Recovering "inaccessible" VMs on datastore

ovollmer1 · ‎06-26-2017

In short, I am looking for help recovering "inaccessible" VMs.

Background:

My operating theory is that during maintenance on the UPS connected to our SAN rack, I accidentally tripped the power on one of three fiber channel switches. When this happened, roughly 30 VMs were in vMotion through that switch, and as a result of the power loss several datastores hosted on the SAN were disconnected and listed as inaccessible. The datastores did not reconnect to effected hosts as expected (FC connections are redundant, there was always a path from host to storage array). The roughly 30 VMs previously mentioned were unresponsive. Attempting to open VMRC for any of the affected VMs failed with error: "Unable to connect to the MKS: Could not connect to pipe \\.\pipe\vmware-authpipe within retry period." These VMs reported vmtools not running, 0 bytes allocated storage, but with static CPU load (seemed stuck at whatever the last recorded load was). No commands to the affected VMs completed successfully, most timed out or continued to run indefinitely.

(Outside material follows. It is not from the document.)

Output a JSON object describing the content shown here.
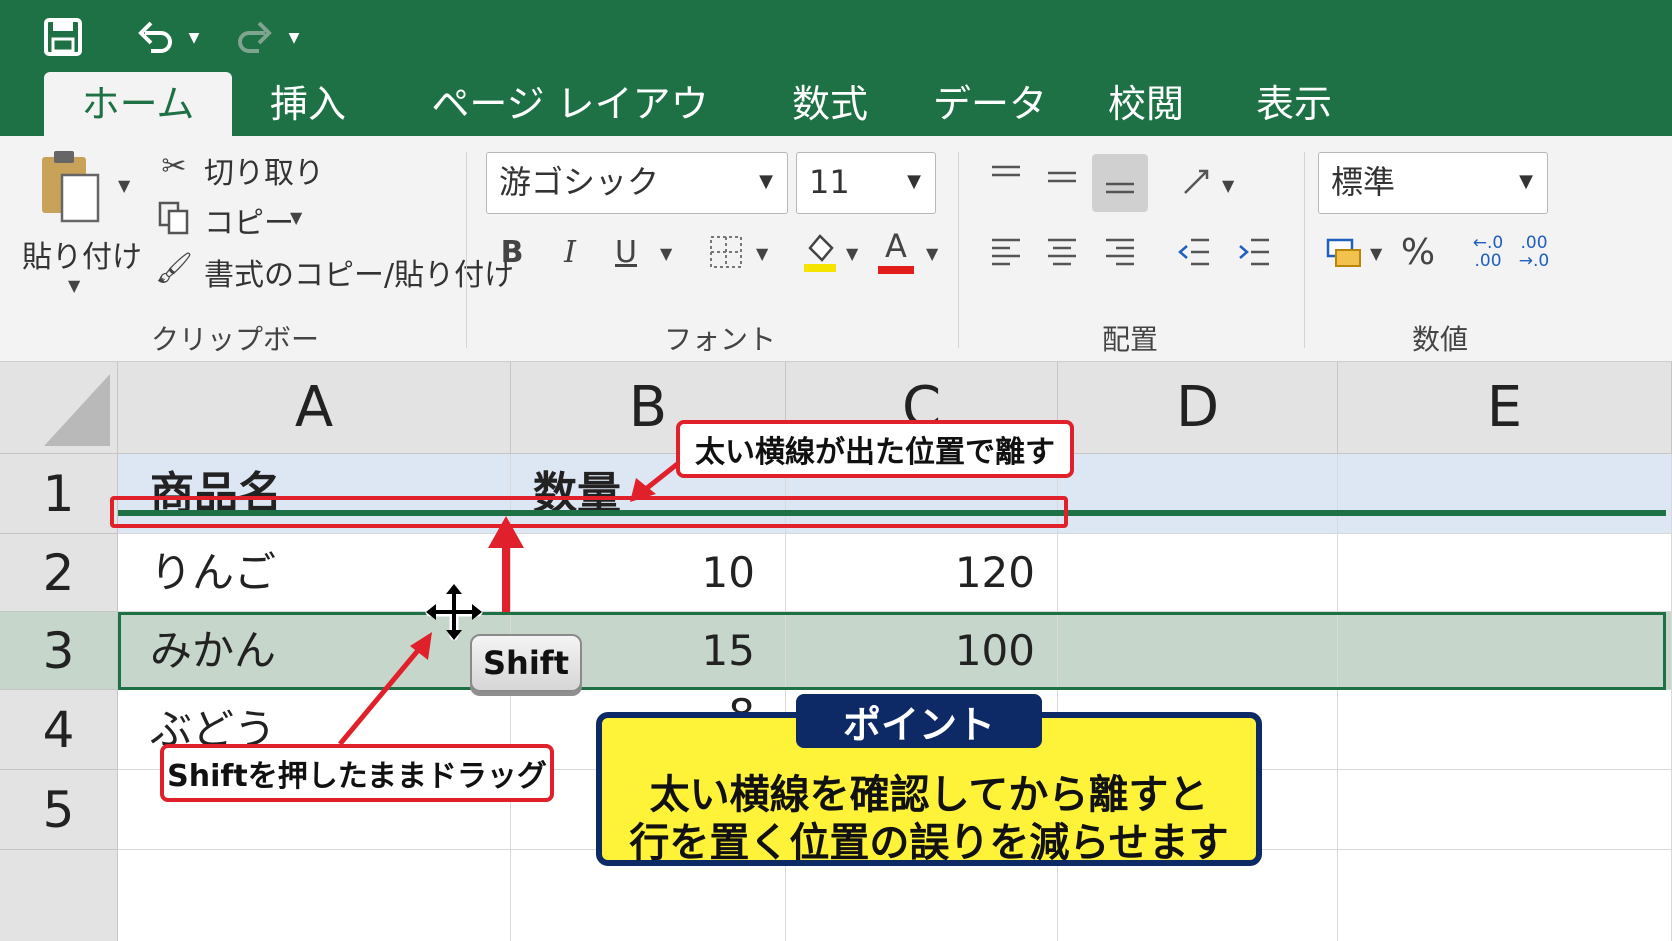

I migrated off unaffected VMs to unaffected hosts. This process completed without issue. Afterwards, all affected hosts were restarted and successfully reconnected to the datastores. At this point, I expected the inaccessible VMs would be identified on the datastores and return to normal operation. This did not happen, and the VMs are still listed as inaccessible.

Brief Version/Config Info:

ESXi 5.5.0 update 3 (VMKernel Release Build 3248547)

vCenter Server Appliance 5.5.0.30500 Build 4180648

All hosts are part of a single cluster which has vSphere DRS enabled (automated)

All datastores are part of a single datastore cluster with Storage DRS enabled (automated) and Storage I/O Control, VMFS5

Steps Taken:

Checked logs, noted "nvram write failed" and datastore timeout errors on affected hosts (read Powering on a virtual machine fails with the error: NVRAM write failure (2097213) | VMware KB but was unable to power off/on the affected VMs to allow creation of a new .nvram file)
Verified files still present on datastore, noted presence of *.vmx.lck file for affected VMs (tried steps listed here: can't register/add to inventory a vm because of locked file)
A colleague attempted removing the lock file, but was unsuccessful, I believe they followed this: Investigating virtual machine file locks on ESXi (10051) | VMware KB
Attempted removing affected VM from inventory and re-registering with vSphere (tried steps listed here: How to register/add a VM to the Inventory in vCenter Server (1006160) | VMware KB)
Attempted created new VM and attaching .vmdk from an affected VM, this process was not successful

Questions:

What other actions can I take to restore these VMs? The files exist on the datastore, but something is stopping me at every step. I am not against retrying all steps taken previously to record more specific info on why they failed if this would help.
None of these were backed up--this was a failure in our deployment that I intended to correct later this year. What is the recommended method to backup VMs? I have researched several third-party products but I'm leaning towards VDP (really appreciated this paper: https://www.vmware.com/files/pdf/vsphere/vmware-vsphere-data-protection-overview.pdf ),

Thank you for taking the time out of your day to read this. I was fortunate that the failed VMs were not critical, but one of them is important and I would like to understand why I cannot restore it from the datastore.

- Oliver

TheBobkin · ‎06-26-2017

Hello Oliver,

Genuinely sorry to hear of your troubles! (and welcome to Communities!)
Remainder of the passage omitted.